Interpellé hier sur la sortie de Ousmane Sonko contre son renvoi devant les chambres criminelles, Pape Malick Ndour, membre de l’Apr et incidemment ministre de la Jeunesse, a déclaré : «Nous avons une Justice indépendante qui fait son travail. Je ne comprends pas pourquoi il y a autant de cris et d’acharnement de la part du parti Pastef contre notre Justice ? Si réellement Ousmane Sonko ne se reproche rien et est innocent comme il le dit, qu’il se présente tranquillement au procès et démonte les arguments de son accusatrice. Je pense que pour l’histoire et au nom du fait qu’il doit cette vérité au Peuple sénégalais qu’il a embarqué à plusieurs reprises dans ce problème, occasionnant même des pertes en vies humaines, Ousmane Sonko gagnerait à aller vers un procès et en finir avec ce problème qui, sans nul doute, le poursuivra durant toute sa carrière. Et, je peux vous assurer qu’il en sera ainsi par la Grâce de Dieu.»
S’agissant de l’argument brandi par le parti Pastef et son leader, sur un éventuel complot dans cette affaire, M. Ndour affirme : «La seule forfaiture politique qui existe au Sénégal est celle du parti Pastef et de sa violence, de son manque de démocratie et de courtoisie. Un homme qui veut présider à la destinée des Sénégalais ne doit pas saper la crédibilité des institutions. Et, je me demande si Ousmane Sonko décrédibilise toutes les institutions du pays, qu’est-ce qu’il en restera en 2029 après le départ du Président Macky Sall ?» Une manière de régler, sans en avoir l’air, la question du 3ème mandat pour son leader Macky Sall…
Quant au risque de violences si le procès devait se tenir, le ministre de la Jeunesse rassure : «Nous sommes un Etat sérieux quand même. Nous appelons le chef de file du parti Pastef au calme et à la sérénité, nous savons qu’il manque de culture politique, nous savons aussi qu’il méconnaît l’histoire de notre Nation, mais qu’il sache que ce pays restera éternellement gouvernable contre vents et marées. Il fera face au juge, c’est évident, il sera jugé selon les lois de la République c’est clair, et le lendemain, quelle que soit la décision du juge, le soleil se lèvera dans la paix et la concorde nationales.»

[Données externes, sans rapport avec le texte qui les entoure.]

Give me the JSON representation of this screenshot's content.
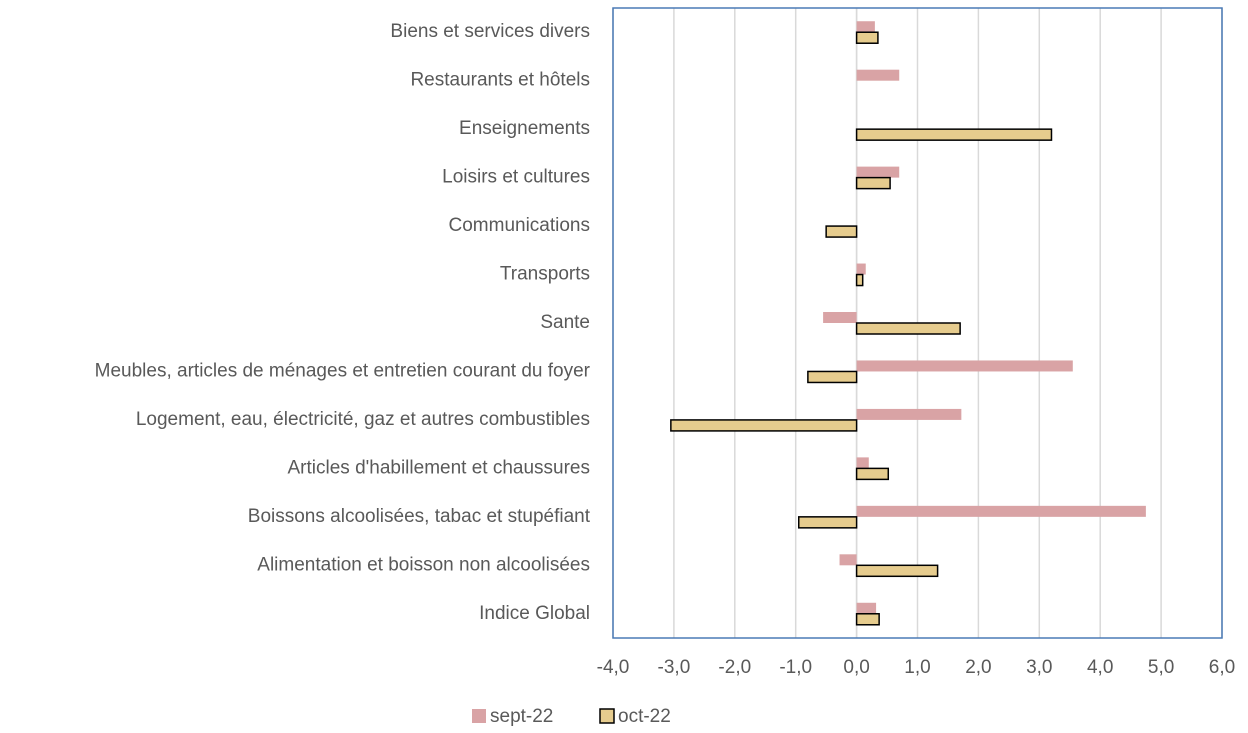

Comme pour rassurer son monde, il garantit : «Le reste, c’est un Etat fort qui fera face aux apprentis anarchistes et hommes politiques en perte de vitesse, qui ne feront certainement pas le poids devant notre volonté commune de vivre en paix. La sécurité du pays et des institution n’est pas négociable, et nous y tenons comme à la prunelle de nos yeux.»